Monday, December 15, 2014

A Voice for the Voiceless: One Man's Saga

A Voice for the Voiceless: One Man's Saga
By Pete
A Call for Mental Health Advocacy
I was born at the Flower Hospital in New York City in 1936, the only child of older parents. There were questions as to whether my mother, whose health was unfavorable, should have contemplated childbirth at the age of 36, but she found a way. My father was 57 years old and didn't want children.
I was otherwise a healthy baby boy born into a life of privilege. My mother ensured that I would be afforded every opportunity to succeed. I attended kindergarten at Friends Seminary and in 1946 joined the St. Thomas Boys' Choir.
After moving to Bucks County, Pennsylvania, I attended the Lawrenceville School where I played soccer and became an All-American swimmer. During the summer I held various jobs as camp counselor and lifeguard. I attended Brown University, majoring in Classical Studies. I became captain of the swim team, and set a number of swimming records. After graduating from Brown, I attended the Institute for Classical Studies in Athens, Greece, then returned to Lawrenceville to teach Latin. I also became a Housemaster and coached Lower house athletics.

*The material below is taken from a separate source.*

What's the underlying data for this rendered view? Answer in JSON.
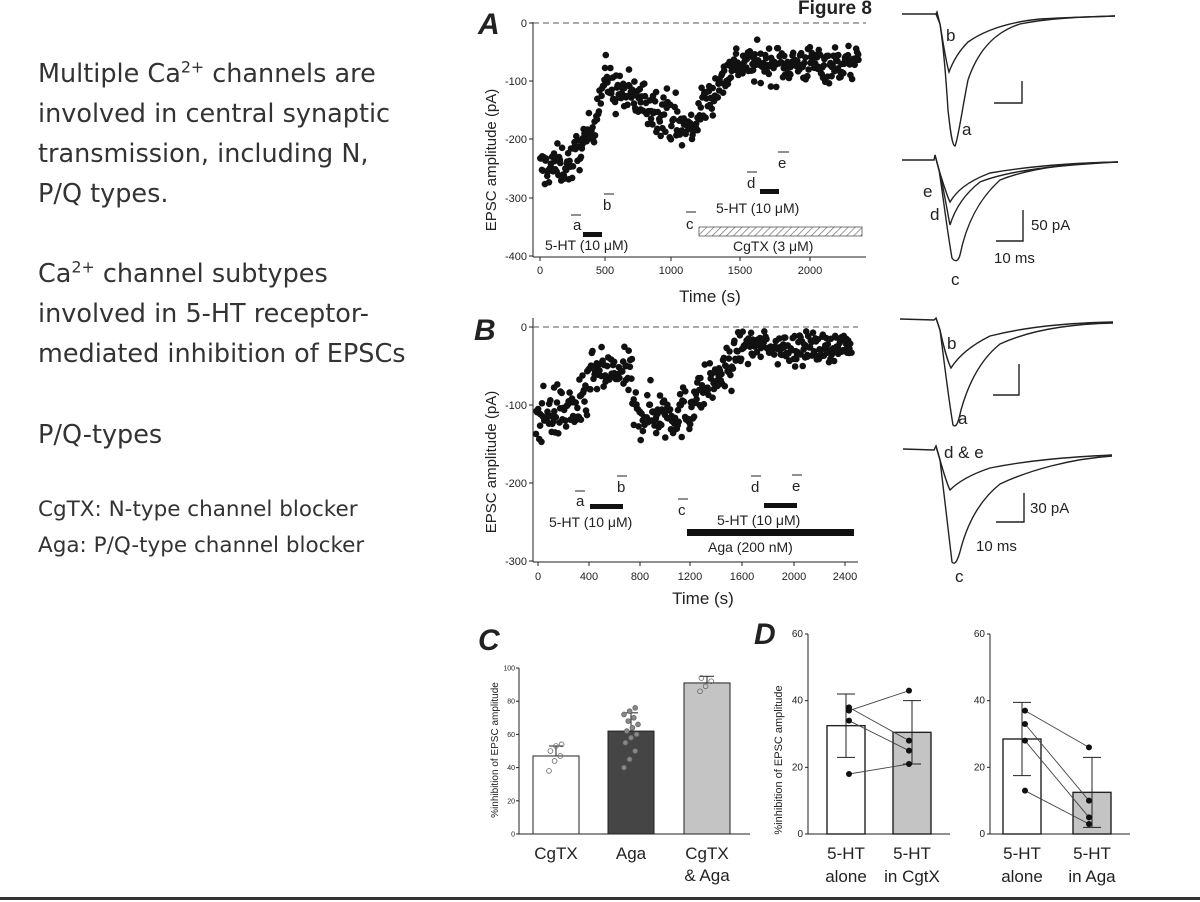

I was married in 1960 and earned an M.A. in Latin from Columbia the following year. That Spring my wife and I had our first child.
In 1961, I began teaching Latin at a private school near Toledo, Ohio, where I also coached the Greek and Chess Clubs and was involved in community-based classical associations. Our second child arrived in 1963.
In 1965, the Toledo Blade published a story on our propitious expanding clan entitled, "Family Puts Fun In Learning." I began working that year toward a second Masters degree at the University of Michigan. We moved to Ann Arbor where I obtained an M.A. in Greek in the spring of 1966.
As I started work on my doctoral thesis, our third child arrived. I was now 30 years old and looking forward to a promising future in academia and ongoing roles as a coach, mentor, and community leader. But my proudest and most important responsibility would always be the one which carried me home every day, as a loving husband and father of three.
Then I started finding Satanic messages hidden in the works of Cicero and Virgil. Then came the voices. My wife and I argued. I became violent, threatening her and the children. I grew withdrawn and became complacent. I paced, began smoking, and gained weight. Needless to say, the family was thrown into a collective shock, confused, helpless and terrified.
In November 1966, I was diagnosed with paranoid schizophrenia. Thus began an odyssey of torment and disgrace which I have now endured for nearly half a century. The out-of-pocket cost of my care over this time is well into the millions of dollars.
By the early 1970s, as the situation became increasingly volatile, my wife filed for divorce. Paranoid schizophrenia decimated my family, which has since, for all intents and purposes, ceased to exist.
I had no contact with my children for nearly 20 years, until one day in 1994, my son came to see me. By then I was known as "Sir" and insisted on being called "Sir." Later I changed my name again. To this day my caretakers refer to me as "Pete."
Prior to her death, my mother set up a charitable trust naming me as its life beneficiary. She was well-aware of the severity of my condition while reserving the hope I would someday improve. Nevertheless, medical understanding of schizophrenia was still in its infancy. By all accounts, she had arranged to provide for my care for as long as I lived, if necessary.
Thus far, the courts disagree. After 29 years' residency in a long-term psychiatric facility (which does not accept Medicaid) I am now 77 years old, in ill health, and at risk of eviction as the result of nonpayment of expenses exceeding $220,000. In pursuit of a resolution to my legal dilemma, my son and guardian has learned firsthand that the mentally ill have no voice in mainstream society and little influence in our courts and legislature.
The severity and progression of my disease has left me psychotic and utterly incapacitated, unable to manage my own life and affairs. Consequently, my story has been provided by my son who not only assumed the responsibility for my care but in so doing became a voice for all victims of mental illness and their caregivers who seek justice and peace of mind.